Wednesday, January 26, 2011

Russian Missile Defense

It is clear that the New START treaty defends the integrity of Russia's offensive missile force. Russia's parliament passed the New START treaty with a passage statement that links the treaty to our missile defenses:

"The State Duma proceeds from the assumption that the New START treaty can be functioning and viable only in conditions when there is no quantitative and qualitative buildup of the U.S. missile defense systems, developed independently or jointly with other countries," the Duma said in a statement accompanying the passage of the ratification bill.

There was never any doubt that Russia would ratify this gift to them, of course.

Yeah, weren't we who opposed the treaty using this as one of the arguments against passage just being silly?

Oh, and about Russia's large numbers of theater and shorter range nukes outside the treaty, according to the initial story:

In its statement on Tuesday, the Duma also turned a cold shoulder to the U.S. push for a quick start of U.S.-Russian talks to cut short-range nuclear weapons.

On top of news that Russia has room to increase their strategic nukes under the ceiling while we will have to cut to get to our ceiling, we have ample evidence that this treaty was rushed through our Senate last year without proper debate. I knew we'd finally get to see what's in the treaty once it was ratified, and that seems to be the case.

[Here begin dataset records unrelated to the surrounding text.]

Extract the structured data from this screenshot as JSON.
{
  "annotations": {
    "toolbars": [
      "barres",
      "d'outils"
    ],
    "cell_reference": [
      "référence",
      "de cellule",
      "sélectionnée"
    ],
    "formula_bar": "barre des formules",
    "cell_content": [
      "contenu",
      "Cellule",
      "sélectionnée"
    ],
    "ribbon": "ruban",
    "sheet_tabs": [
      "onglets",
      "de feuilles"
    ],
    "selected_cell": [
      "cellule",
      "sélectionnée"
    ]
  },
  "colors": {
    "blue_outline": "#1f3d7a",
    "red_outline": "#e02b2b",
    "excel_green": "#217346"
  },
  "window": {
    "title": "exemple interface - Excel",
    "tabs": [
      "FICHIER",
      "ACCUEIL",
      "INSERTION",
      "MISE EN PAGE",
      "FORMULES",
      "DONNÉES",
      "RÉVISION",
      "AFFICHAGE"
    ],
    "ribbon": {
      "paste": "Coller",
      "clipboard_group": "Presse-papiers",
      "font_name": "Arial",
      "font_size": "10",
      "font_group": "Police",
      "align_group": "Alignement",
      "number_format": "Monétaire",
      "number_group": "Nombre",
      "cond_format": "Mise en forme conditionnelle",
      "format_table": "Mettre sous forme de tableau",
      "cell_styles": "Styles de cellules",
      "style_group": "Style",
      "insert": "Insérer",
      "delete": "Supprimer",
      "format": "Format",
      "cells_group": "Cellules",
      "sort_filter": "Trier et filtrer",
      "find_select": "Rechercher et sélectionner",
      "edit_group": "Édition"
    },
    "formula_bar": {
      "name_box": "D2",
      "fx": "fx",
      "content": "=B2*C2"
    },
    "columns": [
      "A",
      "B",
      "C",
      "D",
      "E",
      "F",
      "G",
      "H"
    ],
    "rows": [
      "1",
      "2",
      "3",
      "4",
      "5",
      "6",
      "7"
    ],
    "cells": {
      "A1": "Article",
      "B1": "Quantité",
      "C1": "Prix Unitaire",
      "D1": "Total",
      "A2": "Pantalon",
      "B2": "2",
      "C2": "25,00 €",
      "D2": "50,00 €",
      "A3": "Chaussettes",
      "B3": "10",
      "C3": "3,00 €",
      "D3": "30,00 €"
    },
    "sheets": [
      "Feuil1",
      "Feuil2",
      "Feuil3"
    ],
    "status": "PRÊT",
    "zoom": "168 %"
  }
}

Admit it, Russian missile defense ideas are all about defending their missiles--and we gave it to them in New START. Maybe that is even a wise foreign policy move. But the treaty defenders never argued that case. They simply denied the validity of treaty opponent objections. Now we know that many of those objections are valid. And it is still January.

On the bright side, this isn't the Cold War and Russia isn't the Soviet Union, and so the stakes aren't as high right now. Still, I would have rather had an honest debate on the treaty.